Impacts macroéconomiques et climat d’investissement
Les modèles macroéconomiques développés par la Commission économique pour l’Afrique indiquent que la disponibilité d’une base électrique nucléaire stable pourrait accroître le PIB régional de près de 1,3 point par an entre 2035 et 2050. Les investisseurs institutionnels, séduits par la prévisibilité des cash-flows, reconsidèrent un secteur longtemps jugé trop capitalistique. La Banque africaine de développement, la Banque islamique de développement et plusieurs fonds souverains du Golfe planchent sur des instruments de financement hybrides, combinant prêts concessionnels, garanties de rachat et crédits carbone. L’intégration d’une taxe carbone aux frontières de l’Union européenne accentue, par ailleurs, la valeur stratégique d’une électricité propre pour les exportations africaines, notamment dans l’agro-industrie et la métallurgie.

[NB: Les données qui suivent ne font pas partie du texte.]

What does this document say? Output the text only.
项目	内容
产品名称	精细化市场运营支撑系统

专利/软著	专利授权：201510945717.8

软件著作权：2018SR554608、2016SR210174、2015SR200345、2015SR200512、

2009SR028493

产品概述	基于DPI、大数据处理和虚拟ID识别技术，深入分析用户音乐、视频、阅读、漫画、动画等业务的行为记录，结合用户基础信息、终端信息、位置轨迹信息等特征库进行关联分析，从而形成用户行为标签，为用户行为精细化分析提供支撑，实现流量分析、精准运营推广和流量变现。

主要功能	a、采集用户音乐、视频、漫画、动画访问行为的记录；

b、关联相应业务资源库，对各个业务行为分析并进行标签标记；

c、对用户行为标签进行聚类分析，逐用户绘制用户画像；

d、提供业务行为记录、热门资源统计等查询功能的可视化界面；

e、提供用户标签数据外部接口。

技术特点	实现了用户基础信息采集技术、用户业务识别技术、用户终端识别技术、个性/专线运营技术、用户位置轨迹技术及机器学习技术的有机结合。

La gouvernance de la sûreté au cœur du projet
Toute ambition nucléaire crédible s’appuie sur une architecture réglementaire solide. Sous l’égide de l’Agence panafricaine de l’énergie atomique, créée en 2019, un corpus de normes harmonisées se met progressivement en place. Kinshasa, Lagos et Brazzaville participent au chantier, convaincus que la mutualisation des inspections et des formations réduira les coûts tout en rehaussant le seuil de sûreté. Selon Marie-Noëlle Iloki, directrice de l’Autorité congolaise de radioprotection, « l’alignement sur les standards de l’OCDE-AEN consolidera la confiance des opinions publiques et l’appétit des bailleurs ». De fait, la transparence devient une arme diplomatique ; elle rassure les populations et crédibilise les gouvernements face aux partenaires internationaux.

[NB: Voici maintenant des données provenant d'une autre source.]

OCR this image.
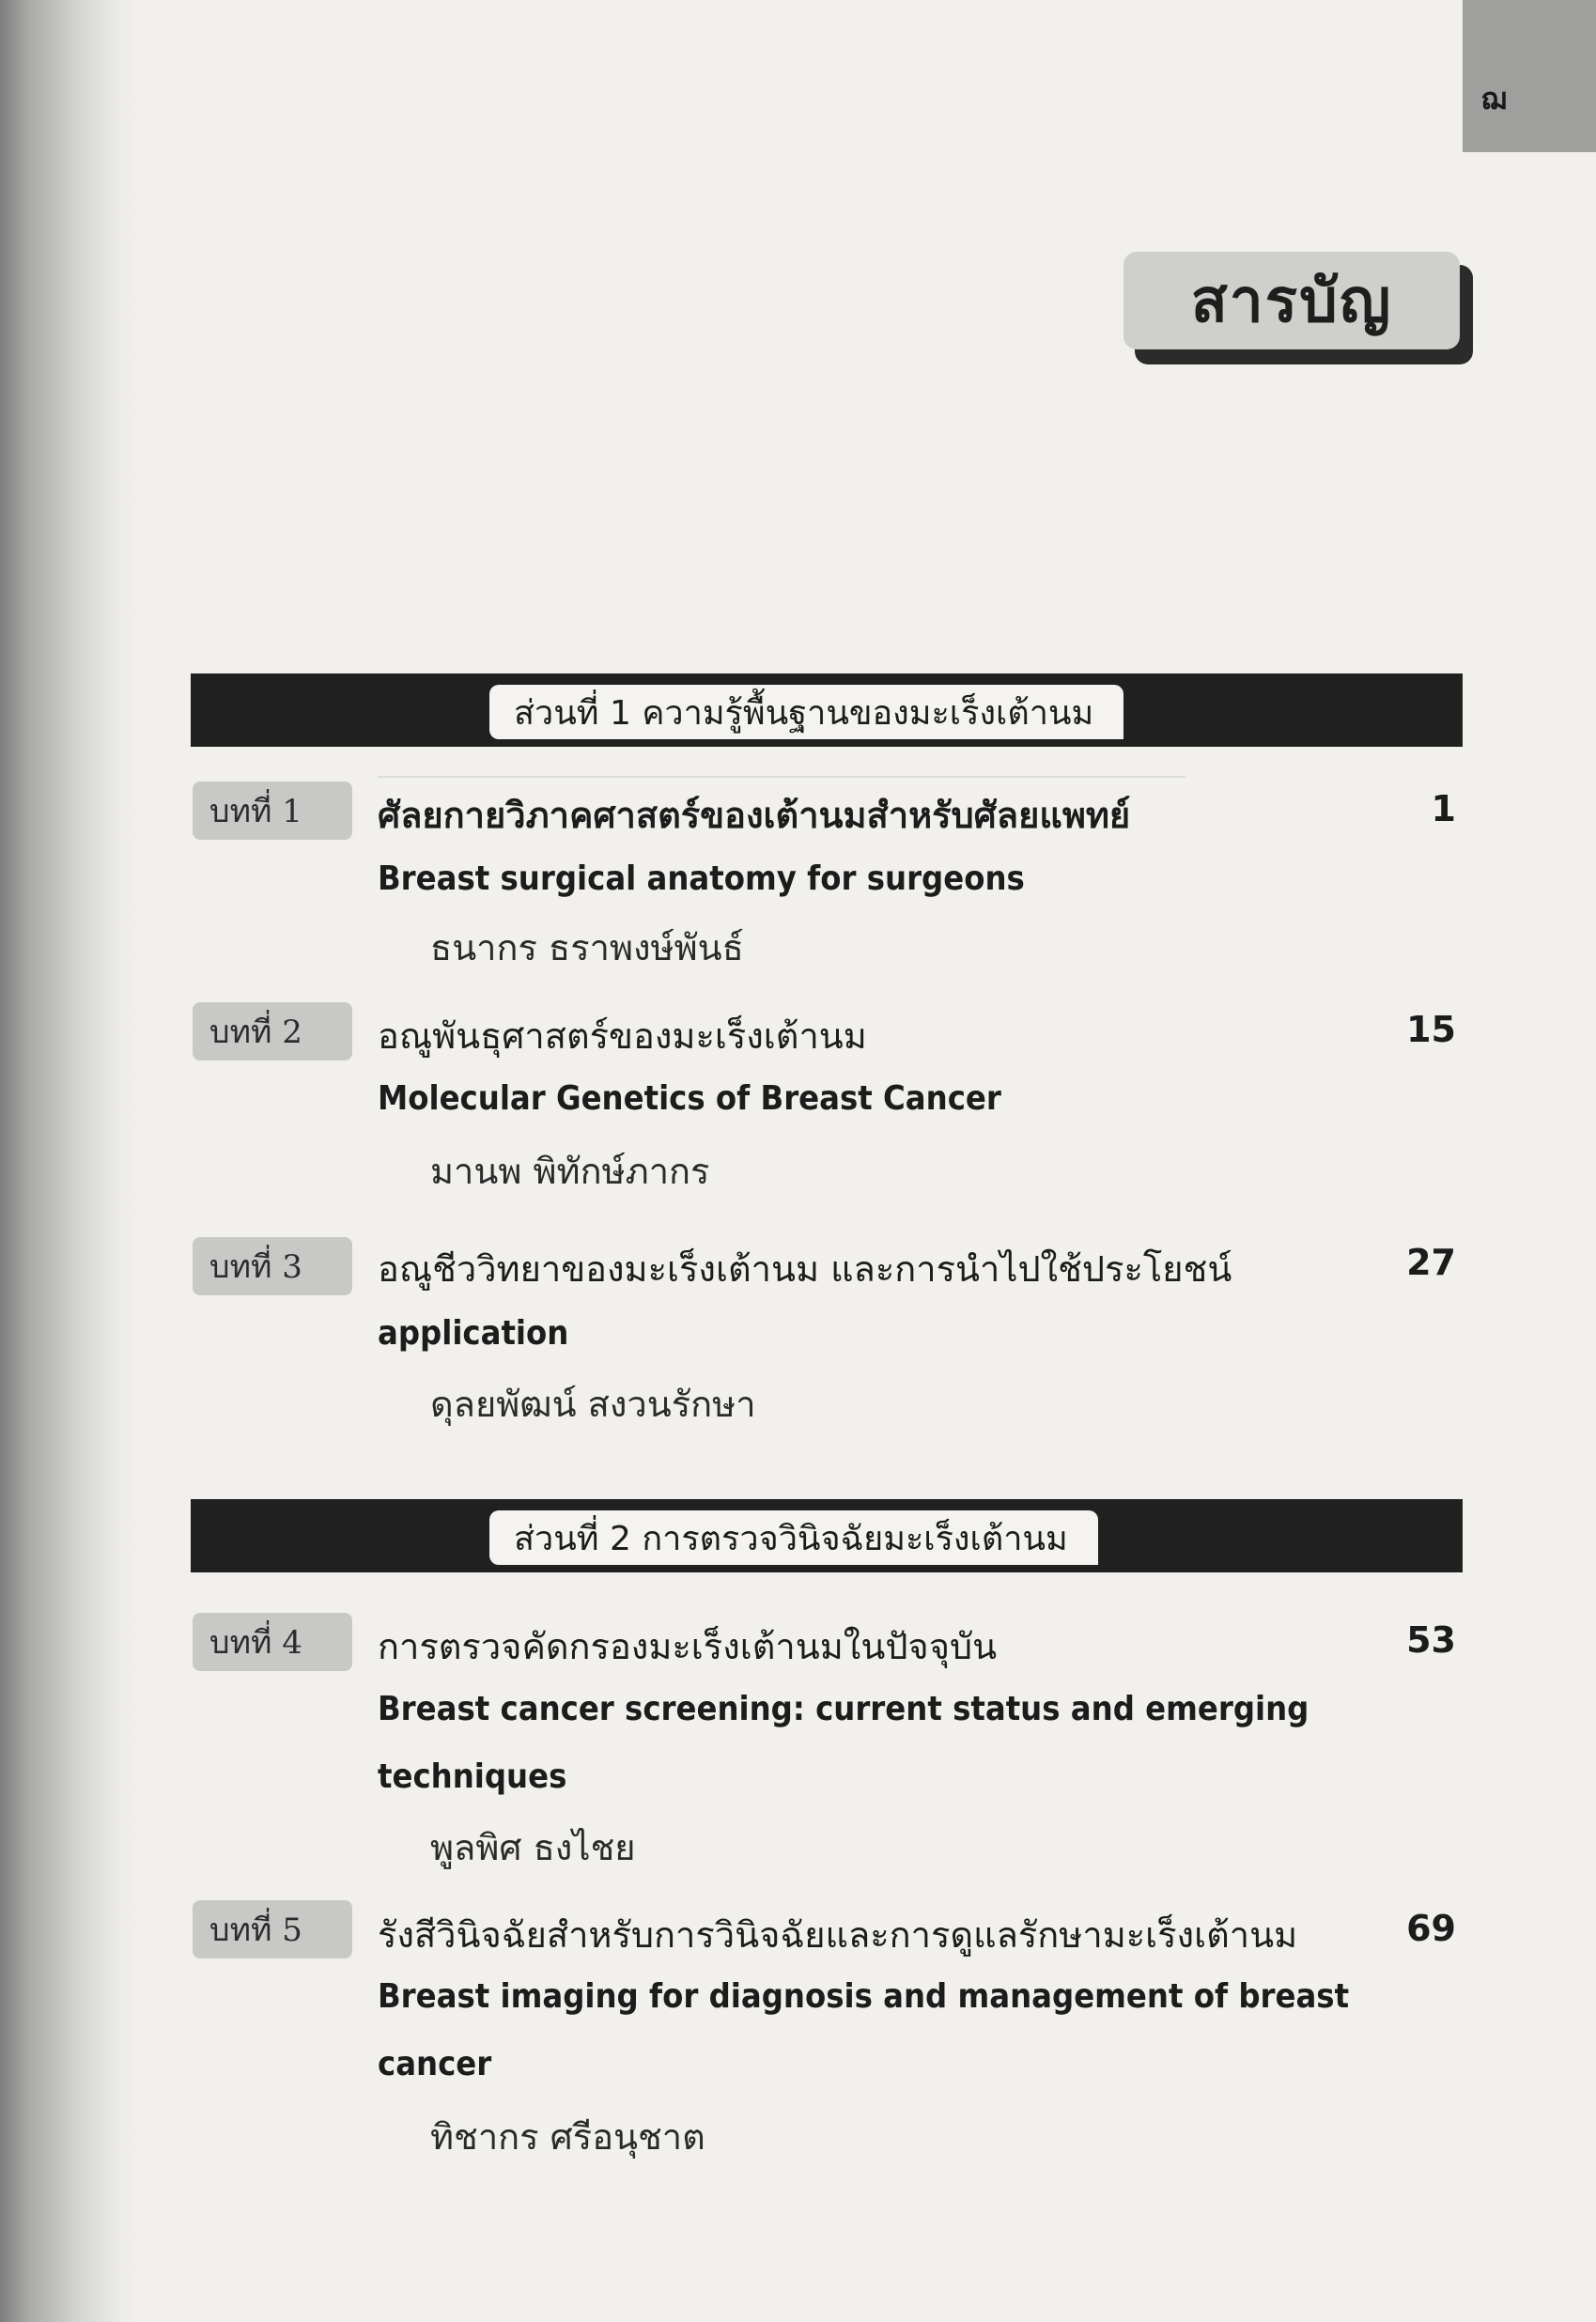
ฌ
สารบัญ
ส่วนที่ 1 ความรู้พื้นฐานของมะเร็งเต้านม
บทที่ 1	ศัลยกายวิภาคศาสตร์ของเต้านมสำหรับศัลยแพทย์	1
Breast surgical anatomy for surgeons
ธนากร ธราพงษ์พันธ์
บทที่ 2	อณูพันธุศาสตร์ของมะเร็งเต้านม	15
Molecular Genetics of Breast Cancer
มานพ พิทักษ์ภากร
บทที่ 3	อณูชีววิทยาของมะเร็งเต้านม และการนำไปใช้ประโยชน์	27
application
ดุลยพัฒน์ สงวนรักษา
ส่วนที่ 2 การตรวจวินิจฉัยมะเร็งเต้านม
บทที่ 4	การตรวจคัดกรองมะเร็งเต้านมในปัจจุบัน	53
Breast cancer screening: current status and emerging techniques
พูลพิศ ธงไชย
บทที่ 5	รังสีวินิจฉัยสำหรับการวินิจฉัยและการดูแลรักษามะเร็งเต้านม	69
Breast imaging for diagnosis and management of breast cancer
ทิชากร ศรีอนุชาต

Atome civil et agenda de développement congolais
Dans le cas spécifique du Congo-Brazzaville, l’atome civil s’intègre à une feuille de route plus large, articulée autour du Plan national de développement 2022-2026 et des engagements pris lors des COP successives. L’hydroélectricité reste la colonne vertébrale du mix, mais son caractère saisonnier plaide pour une solution d’appoint à faible intensité carbone. La mise en service, à moyen terme, d’un PRM proche de Pointe-Noire – où se concentrent les activités pétrolières – pourrait sécuriser l’alimentation électrique des installations offshore et libérer des volumes de gaz pour l’exportation, améliorant in fine la balance des paiements. La perspective n’est pas dénuée de défis, financiers comme politiques, mais elle s’aligne avec l’objectif de neutralité carbone que Brazzaville affiche dans les enceintes multilatérales.

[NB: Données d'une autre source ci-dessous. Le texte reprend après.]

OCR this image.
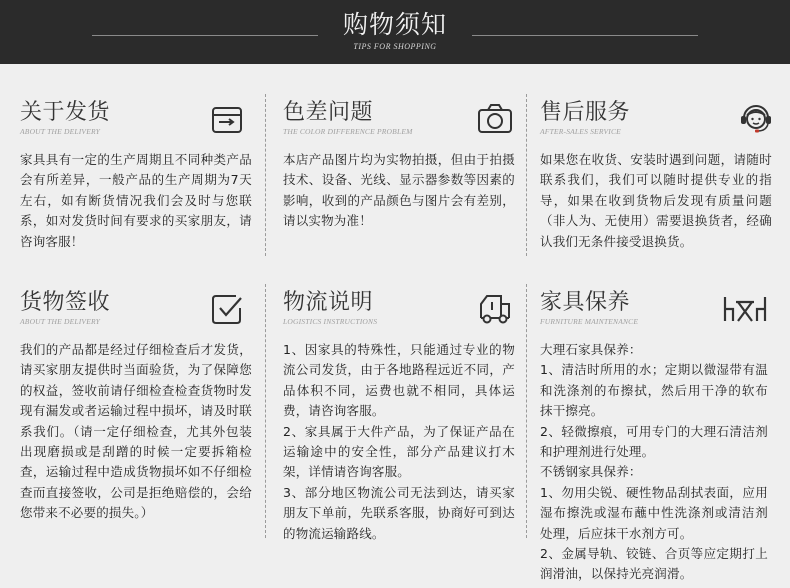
购物须知
TIPS FOR SHOPPING
关于发货
ABOUT THE DELIVERY

家具具有一定的生产周期且不同种类产品会有所差异，一般产品的生产周期为7天左右，如有断货情况我们会及时与您联系，如对发货时间有要求的买家朋友，请咨询客服！

色差问题
THE COLOR DIFFERENCE PROBLEM

本店产品图片均为实物拍摄，但由于拍摄技术、设备、光线、显示器参数等因素的影响，收到的产品颜色与图片会有差别，请以实物为准！

售后服务
AFTER-SALES SERVICE

如果您在收货、安装时遇到问题，请随时联系我们，我们可以随时提供专业的指导，如果在收到货物后发现有质量问题（非人为、无使用）需要退换货者，经确认我们无条件接受退换货。

货物签收
ABOUT THE DELIVERY

我们的产品都是经过仔细检查后才发货，请买家朋友提供时当面验货，为了保障您的权益，签收前请仔细检查检查货物时发现有漏发或者运输过程中损坏，请及时联系我们。（请一定仔细检查，尤其外包装出现磨损或是刮蹭的时候一定要拆箱检查，运输过程中造成货物损坏如不仔细检查而直接签收，公司是拒绝赔偿的，会给您带来不必要的损失。）

物流说明
LOGISTICS INSTRUCTIONS

1、因家具的特殊性，只能通过专业的物流公司发货，由于各地路程远近不同，产品体积不同，运费也就不相同，具体运费，请咨询客服。

2、家具属于大件产品，为了保证产品在运输途中的安全性，部分产品建议打木架，详情请咨询客服。

3、部分地区物流公司无法到达，请买家朋友下单前，先联系客服，协商好可到达的物流运输路线。

家具保养
FURNITURE MAINTENANCE

大理石家具保养：

1、清洁时所用的水；定期以微湿带有温和洗涤剂的布擦拭，然后用干净的软布抹干擦亮。

2、轻微擦痕，可用专门的大理石清洁剂和护理剂进行处理。

不锈钢家具保养：

1、勿用尖锐、硬性物品刮拭表面，应用湿布擦洗或湿布蘸中性洗涤剂或清洁剂处理，后应抹干水剂方可。

2、金属导轨、铰链、合页等应定期打上润滑油，以保持光亮润滑。
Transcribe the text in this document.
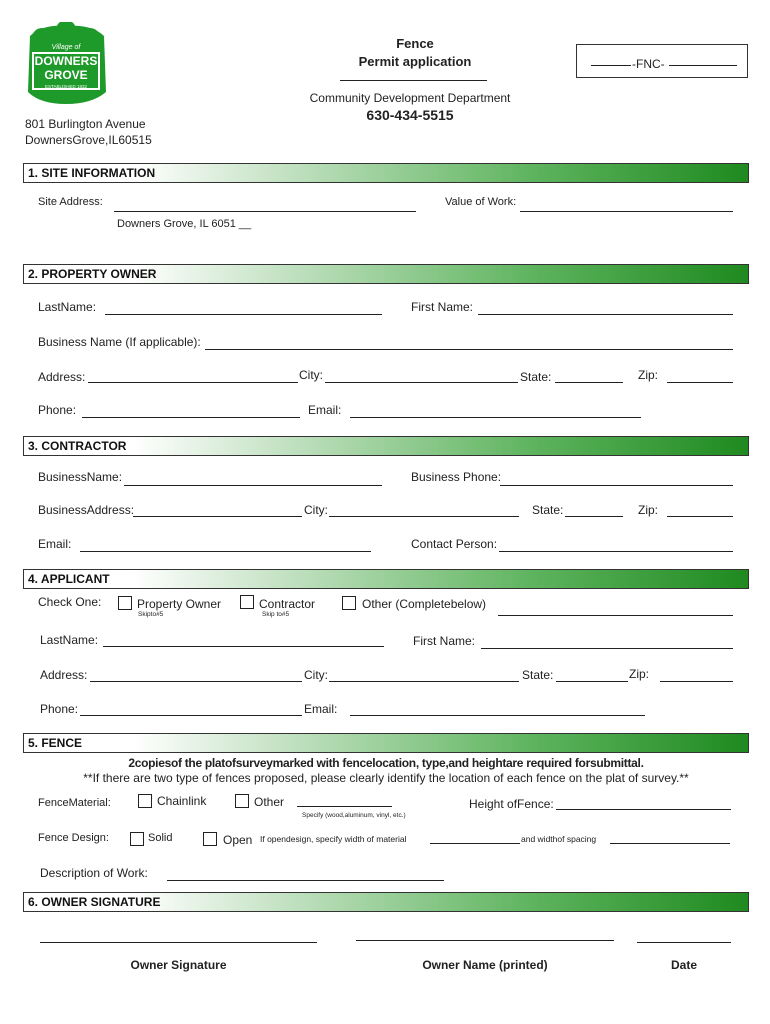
Village of
DOWNERS
GROVE
ESTABLISHED 1832
Fence
Permit application
Community Development Department
630-434-5515
801 Burlington Avenue
DownersGrove,IL60515
-FNC-
1. SITE INFORMATION
Site Address:	Value of Work:
Downers Grove, IL 6051 __
2. PROPERTY OWNER
LastName:	First Name:
Business Name (If applicable):
Address:	City:	State:	Zip:
Phone:	Email:
3. CONTRACTOR
BusinessName:	Business Phone:
BusinessAddress:	City:	State:	Zip:
Email:	Contact Person:
4. APPLICANT
Check One:	Property Owner
Skipto#5
Contractor
Skip to#5
Other (Completebelow)
LastName:	First Name:
Address:	City:	State:	Zip:
Phone:	Email:
5. FENCE
2copiesof the platofsurveymarked with fencelocation, type,and heightare required forsubmittal.
**If there are two type of fences proposed, please clearly identify the location of each fence on the plat of survey.**
FenceMaterial:	Chainlink	Other
Specify (wood,aluminum, vinyl, etc.)
Height ofFence:
Fence Design:	Solid	Open If opendesign, specify width of material	and widthof spacing
Description of Work:
6. OWNER SIGNATURE
Owner Signature	Owner Name (printed)	Date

Une fenêtre d’opportunité à saisir
L’Afrique se trouve à la croisée des chemins. L’essor démographique, conjugué à l’urgence climatique, commande la construction rapide d’un parc électrique massif, stable et propre. La combinaison des renouvelables et du nucléaire offre un mix robuste susceptible d’éviter au continent le paradoxe d’une croissance contrainte par la rareté énergétique. Pour les dirigeants, la question n’est plus de savoir si l’atome a sa place en Afrique, mais de maîtriser les paramètres technologiques, financiers et sociétaux d’une intégration ordonnée. En cela, le Congo-Brazzaville, fort d’une tradition de diplomatie équilibrée et d’une vision de long terme, pourrait devenir l’un des laboratoires d’une souveraineté énergétique africaine pleinement assumée.